The OOW Rosabeth Moss Kanter Distinguished Career Award recognizes and celebrates a career of outstanding contributions to the areas of organizations, occupations, and work. We are pleased to announce that this year’s winner is Paula England. Beginning in the 1980s, England has conducted pioneering research unpacking gender inequality in workplaces, combining studies of occupational sex segregation and wage gaps with a theoretical account focused on the cultural devaluation of women’s work. Along the way, she has mentored many others and pushed sociology’s engagements across disciplinary lines. Equally important, England has been a leader in and for the discipline, serving as the 2014-15 president of the American Sociological Association and as the 1998-99 chair of the OOW section. The committee, whose members were Amy Binder, Tim Hallett, Jennifer Nelson, and Ofer Sharone, congratulate Paula England on her tremendous accomplishments.

2021 OOW Distinguished Career Award Winner

Dear All, 

I am happy to announce that the 2021 OOW Distinguished Career Award goes to Christine Williams

How perfectly deserving! Thank you to the diligent committee members Vinnie Roscigno (Chair), Erin Kelly, Sylvia Fuller, Reginald Byron and Victor Ray. Please join us for the award ceremony at the OOW Business Meeting, on August 10th, 2:30PM-3:00PM EDT

Congratulations Christine!

-Sandra 

2021 OOW Award Winners

It’s a pleasure to announce OOW papers and book award winners! Please come to congratulate them at the OOW business meeting on August 10th at 2:30-3:00pm EDT.

James D. Thompson Graduate Student Paper Award

Winner

Hart, Chloe Grace. 2021. “Trajectory Guarding: Managing Unwanted, Ambiguously Sexual Interactions at Work.” American Sociological Review 86, no. 2: 256–78.

Honorable mentions

Luhr, Sigrid. 2020. “Signaling Parenthood: Managing the Motherhood Penalty and Fatherhood Premium in the U.S. Service Sector.” Gender & Society 34, no. 2: 259–83.

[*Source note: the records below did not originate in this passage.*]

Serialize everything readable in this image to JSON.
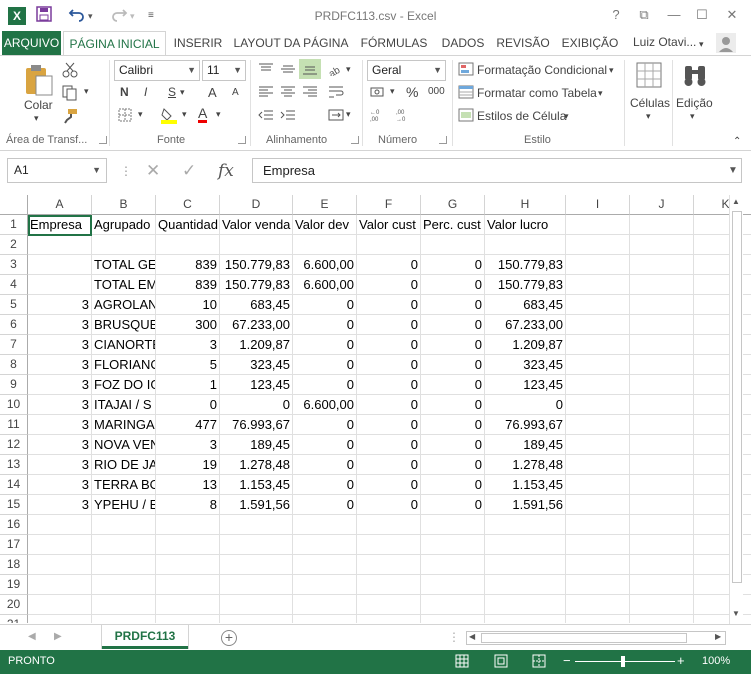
{
  "window": {
    "title": "PRDFC113.csv - Excel",
    "help": "?",
    "restore_ribbon": "⧉",
    "minimize": "—",
    "maximize": "☐",
    "close": "✕"
  },
  "qat": {
    "app_icon": "X",
    "save_icon": "save-icon",
    "undo_icon": "undo-icon",
    "redo_icon": "redo-icon"
  },
  "tabs": [
    {
      "label": "ARQUIVO"
    },
    {
      "label": "PÁGINA INICIAL"
    },
    {
      "label": "INSERIR"
    },
    {
      "label": "LAYOUT DA PÁGINA"
    },
    {
      "label": "FÓRMULAS"
    },
    {
      "label": "DADOS"
    },
    {
      "label": "REVISÃO"
    },
    {
      "label": "EXIBIÇÃO"
    }
  ],
  "user": "Luiz Otavi...",
  "ribbon": {
    "clipboard": {
      "paste_label": "Colar",
      "group_label": "Área de Transf..."
    },
    "font": {
      "name": "Calibri",
      "size": "11",
      "bold": "N",
      "italic": "I",
      "underline": "S",
      "grow": "A",
      "shrink": "A",
      "font_color": "A",
      "group_label": "Fonte"
    },
    "alignment": {
      "group_label": "Alinhamento"
    },
    "number": {
      "format": "Geral",
      "percent": "%",
      "thousands": "000",
      "group_label": "Número"
    },
    "styles": {
      "conditional": "Formatação Condicional",
      "as_table": "Formatar como Tabela",
      "cell_styles": "Estilos de Célula",
      "group_label": "Estilo"
    },
    "cells": {
      "label": "Células"
    },
    "editing": {
      "label": "Edição"
    }
  },
  "formula_bar": {
    "name_box": "A1",
    "fx": "fx",
    "content": "Empresa"
  },
  "grid": {
    "columns": [
      "A",
      "B",
      "C",
      "D",
      "E",
      "F",
      "G",
      "H",
      "I",
      "J",
      "K"
    ],
    "rows": [
      [
        "Empresa",
        "Agrupado",
        "Quantidad",
        "Valor venda",
        "Valor dev",
        "Valor cust",
        "Perc. cust",
        "Valor lucro"
      ],
      [
        "",
        "",
        "",
        "",
        "",
        "",
        "",
        ""
      ],
      [
        "",
        "TOTAL GE",
        "839",
        "150.779,83",
        "6.600,00",
        "0",
        "0",
        "150.779,83"
      ],
      [
        "",
        "TOTAL EM",
        "839",
        "150.779,83",
        "6.600,00",
        "0",
        "0",
        "150.779,83"
      ],
      [
        "3",
        "AGROLAN",
        "10",
        "683,45",
        "0",
        "0",
        "0",
        "683,45"
      ],
      [
        "3",
        "BRUSQUE",
        "300",
        "67.233,00",
        "0",
        "0",
        "0",
        "67.233,00"
      ],
      [
        "3",
        "CIANORTE",
        "3",
        "1.209,87",
        "0",
        "0",
        "0",
        "1.209,87"
      ],
      [
        "3",
        "FLORIANC",
        "5",
        "323,45",
        "0",
        "0",
        "0",
        "323,45"
      ],
      [
        "3",
        "FOZ DO IG",
        "1",
        "123,45",
        "0",
        "0",
        "0",
        "123,45"
      ],
      [
        "3",
        "ITAJAI / S",
        "0",
        "0",
        "6.600,00",
        "0",
        "0",
        "0"
      ],
      [
        "3",
        "MARINGA",
        "477",
        "76.993,67",
        "0",
        "0",
        "0",
        "76.993,67"
      ],
      [
        "3",
        "NOVA VEN",
        "3",
        "189,45",
        "0",
        "0",
        "0",
        "189,45"
      ],
      [
        "3",
        "RIO DE JAI",
        "19",
        "1.278,48",
        "0",
        "0",
        "0",
        "1.278,48"
      ],
      [
        "3",
        "TERRA BO",
        "13",
        "1.153,45",
        "0",
        "0",
        "0",
        "1.153,45"
      ],
      [
        "3",
        "YPEHU / E",
        "8",
        "1.591,56",
        "0",
        "0",
        "0",
        "1.591,56"
      ],
      [
        "",
        "",
        "",
        "",
        "",
        "",
        "",
        ""
      ],
      [
        "",
        "",
        "",
        "",
        "",
        "",
        "",
        ""
      ],
      [
        "",
        "",
        "",
        "",
        "",
        "",
        "",
        ""
      ],
      [
        "",
        "",
        "",
        "",
        "",
        "",
        "",
        ""
      ],
      [
        "",
        "",
        "",
        "",
        "",
        "",
        "",
        ""
      ],
      [
        "",
        "",
        "",
        "",
        "",
        "",
        "",
        ""
      ]
    ],
    "row_numbers": [
      "1",
      "2",
      "3",
      "4",
      "5",
      "6",
      "7",
      "8",
      "9",
      "10",
      "11",
      "12",
      "13",
      "14",
      "15",
      "16",
      "17",
      "18",
      "19",
      "20",
      "21"
    ]
  },
  "sheet": {
    "name": "PRDFC113",
    "add": "+"
  },
  "status": {
    "mode": "PRONTO",
    "zoom": "100%",
    "zoom_out": "−",
    "zoom_in": "+"
  },
  "colors": {
    "accent": "#217346",
    "grid_line": "#e0e0e0"
  }
}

Kunyuan Qiao. 2021. “E pluribus unum: Historical Origins and Contemporary Organizational Implications of Subnational Institutional Variations in the United States”. Working paper. Cornell University.

Many many thanks to the Thompson award committee members: Erin Cech (Chair), Yongjun Zhang, Jennifer Merluzzi, Guillermina Altomonte and Rui Jie Peng.

W. Richard Scott Article Award

Winner

Storer, Adam, Daniel Schneider, and Kristen Harknett. 2020. “What Explains Racial/Ethnic Inequality in Job Quality in the Service Sector?” American Sociological Review 85, no. 4: 537–72.

Big thank you to members of the Scott award committee: Nina Bandelj (Chair), Lindsey Ibanez, Ken-Hou Lin, Eunmi Mun and Ryan Smith.

Max Weber Book Award

Co-Winners

Clair, Matthew.  2020. Privilege and Punishment: How Race and Class Matters in Criminal Court.  Princeton University Press.

Kelly, Erin L. and Phyllis Moen.  2020. Overload: How Good Jobs Went Bad and What We Can Do About It.  Princeton University Press.

We’re grateful to the members of the Weber award committee, Tim Bartley (Chair), Christine Williams, Marlese Durr and Dustin Avent Holt.